Julie Ledochowska, est née le 17 avril 1865 en Autriche. Son père est Polonais, sa mère Suisse. A l’âge de 21 ans, elle devint religieuse à Cracovie en Pologne. Elle prit le nom de sœur Ursule. A 42 ans, elle est envoyée en Russie, d’où elle en sera expulsée à la veille de la première guerre mondiale. Exilée, les événements l’entraîneront à fonder une nouvelle famille religieuse : « Les Ursulines du Cœur de Jésus agonisant ». Elle accueillera un millier de sœurs sans autre bagage que le désir de servir Dieu, entre-autre en Pologne dans les régions déshéritées de l’est ; en Italie, dans les bidonvilles de Rome et en France, avec les ouvrières des usines de textiles en Ardèche. Celles que l’on appelait les « Ursulines grises » avaient aussi pour mission d’aider leurs compatriotes, jeunes filles pour la plupart orphelines, ayant quitté la Pologne pour venir travailler dans les usines de tissages alors en pleine expansion. 

Parallèlement en 1920 Melles Poncet et Torchon, avaient fondées à Coublevie «Le Repos de l’ouvrière »,  en faveur des jeunes ouvrières venues travailler dans les usines de soieries et de tissages de la région voironnaise. En 1936, cette  fondation caritative fut transférée à Virieu, et tenue par les sœurs de la Providence de Corenc, puis durant une année, par les sœurs de Notre Dame des Apôtres.

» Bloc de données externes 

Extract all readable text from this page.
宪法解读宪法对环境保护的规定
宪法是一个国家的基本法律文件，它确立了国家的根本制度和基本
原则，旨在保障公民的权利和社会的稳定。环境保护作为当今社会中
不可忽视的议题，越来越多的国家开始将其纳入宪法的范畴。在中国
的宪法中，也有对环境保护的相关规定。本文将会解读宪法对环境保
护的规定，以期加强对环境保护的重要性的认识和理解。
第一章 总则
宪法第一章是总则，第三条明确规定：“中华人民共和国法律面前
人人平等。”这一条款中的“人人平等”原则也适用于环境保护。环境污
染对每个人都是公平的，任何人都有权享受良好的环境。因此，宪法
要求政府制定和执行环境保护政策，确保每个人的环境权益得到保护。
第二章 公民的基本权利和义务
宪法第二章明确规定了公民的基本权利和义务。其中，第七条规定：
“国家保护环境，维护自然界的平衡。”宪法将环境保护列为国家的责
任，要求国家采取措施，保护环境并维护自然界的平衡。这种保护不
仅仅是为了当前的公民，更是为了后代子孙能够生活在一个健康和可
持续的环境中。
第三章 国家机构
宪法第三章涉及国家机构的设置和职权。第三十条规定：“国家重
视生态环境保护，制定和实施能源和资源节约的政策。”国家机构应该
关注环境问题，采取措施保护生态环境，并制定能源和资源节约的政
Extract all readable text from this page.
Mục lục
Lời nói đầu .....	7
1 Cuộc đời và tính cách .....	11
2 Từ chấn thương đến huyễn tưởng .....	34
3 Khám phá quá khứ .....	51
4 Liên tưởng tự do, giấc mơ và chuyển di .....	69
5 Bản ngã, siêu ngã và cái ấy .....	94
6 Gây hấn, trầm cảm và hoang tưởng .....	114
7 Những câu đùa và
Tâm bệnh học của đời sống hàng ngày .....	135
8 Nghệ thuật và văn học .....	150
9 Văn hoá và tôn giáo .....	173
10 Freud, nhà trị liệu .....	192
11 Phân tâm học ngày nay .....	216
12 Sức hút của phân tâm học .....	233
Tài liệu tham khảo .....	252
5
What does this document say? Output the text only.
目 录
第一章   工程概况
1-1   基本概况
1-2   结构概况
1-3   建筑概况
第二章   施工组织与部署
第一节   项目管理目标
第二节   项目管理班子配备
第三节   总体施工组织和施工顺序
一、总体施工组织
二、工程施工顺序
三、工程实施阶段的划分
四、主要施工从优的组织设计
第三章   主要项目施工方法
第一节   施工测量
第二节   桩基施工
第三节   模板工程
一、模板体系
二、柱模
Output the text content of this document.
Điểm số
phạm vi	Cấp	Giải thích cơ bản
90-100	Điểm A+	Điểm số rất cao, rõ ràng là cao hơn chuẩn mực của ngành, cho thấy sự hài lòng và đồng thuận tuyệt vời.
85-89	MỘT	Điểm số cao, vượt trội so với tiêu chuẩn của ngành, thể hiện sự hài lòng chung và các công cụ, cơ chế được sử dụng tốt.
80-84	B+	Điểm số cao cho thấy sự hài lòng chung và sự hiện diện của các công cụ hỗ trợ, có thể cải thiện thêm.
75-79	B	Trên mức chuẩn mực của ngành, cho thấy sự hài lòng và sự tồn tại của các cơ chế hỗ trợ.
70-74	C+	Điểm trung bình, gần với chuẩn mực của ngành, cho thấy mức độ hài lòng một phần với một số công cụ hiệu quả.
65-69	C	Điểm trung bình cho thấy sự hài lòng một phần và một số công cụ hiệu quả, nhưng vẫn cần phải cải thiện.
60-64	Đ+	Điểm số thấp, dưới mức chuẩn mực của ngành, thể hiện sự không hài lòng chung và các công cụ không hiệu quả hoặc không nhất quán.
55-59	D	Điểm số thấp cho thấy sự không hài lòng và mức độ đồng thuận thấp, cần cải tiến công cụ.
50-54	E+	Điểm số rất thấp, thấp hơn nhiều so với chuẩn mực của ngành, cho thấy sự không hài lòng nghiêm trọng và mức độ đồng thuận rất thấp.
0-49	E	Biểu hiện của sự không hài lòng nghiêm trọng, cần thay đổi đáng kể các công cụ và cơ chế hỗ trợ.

Les sœurs grises à Virieu.

Melles Poncet et Torchon, rencontrèrent en 1937 sœur Ursule Ledochowska, pour lui demander de prendre en charge la gestion de cette maison. Cette  rencontre scellera le devenir de la maison du « Repos de l’ouvrière » à Virieu, et de la  jeune congrégation  En mai 1942, celles-ci vinrent s’installer à Virieu et prirent la gestion de l’Institution. Sœur Ursule ne verra pas l’installation des sœurs car elle meurt deux ans plus tôt, le 29 mai 1939, à Rome.

Le « Centre de soins de Virieu »

Aujourd’hui, la congrégation compte environ 800 sœurs réparties dans 15 pays et cinq continents : 19 sœurs vivent en France dont 11 d’origine polonaise. A Virieu elles ne sont plus que 4 sœurs, au service de la paroisse Sainte-Anne. Leurs aînées reposent dans le cimetière du village, où 25 noms, à consonance polonaise, ainsi que ceux de 5 sœurs d'origine française, irlandaise et tchèque, sont gravés dans le marbre.

La maison du « Repos de l’ouvrière » établissement à but non lucratif, devient le Centre de soins de Virieu. En 1995, après plus de 50 ans de responsabilité, les sœurs laissent à une direction laïque le soin de poursuivre l’œuvre. Aujourd’hui, l’établissement regroupe deux sites : Virieu et depuis 2005 le site de Bourgoin-Jallieu, la capacité est portée à 144 lits de malades, avec un effectif de 183 salariés. En 2012, l’association fusionna avec l’Orsac (Organisation pour la santé et l’accueil), reconnue d’utilité publique depuis 1952 est une association gestionnaire de 56 établissements et services répartis dans les départements de l'Ain, du Rhône, de l’Isère, de la Drôme, et des Alpes Maritimes.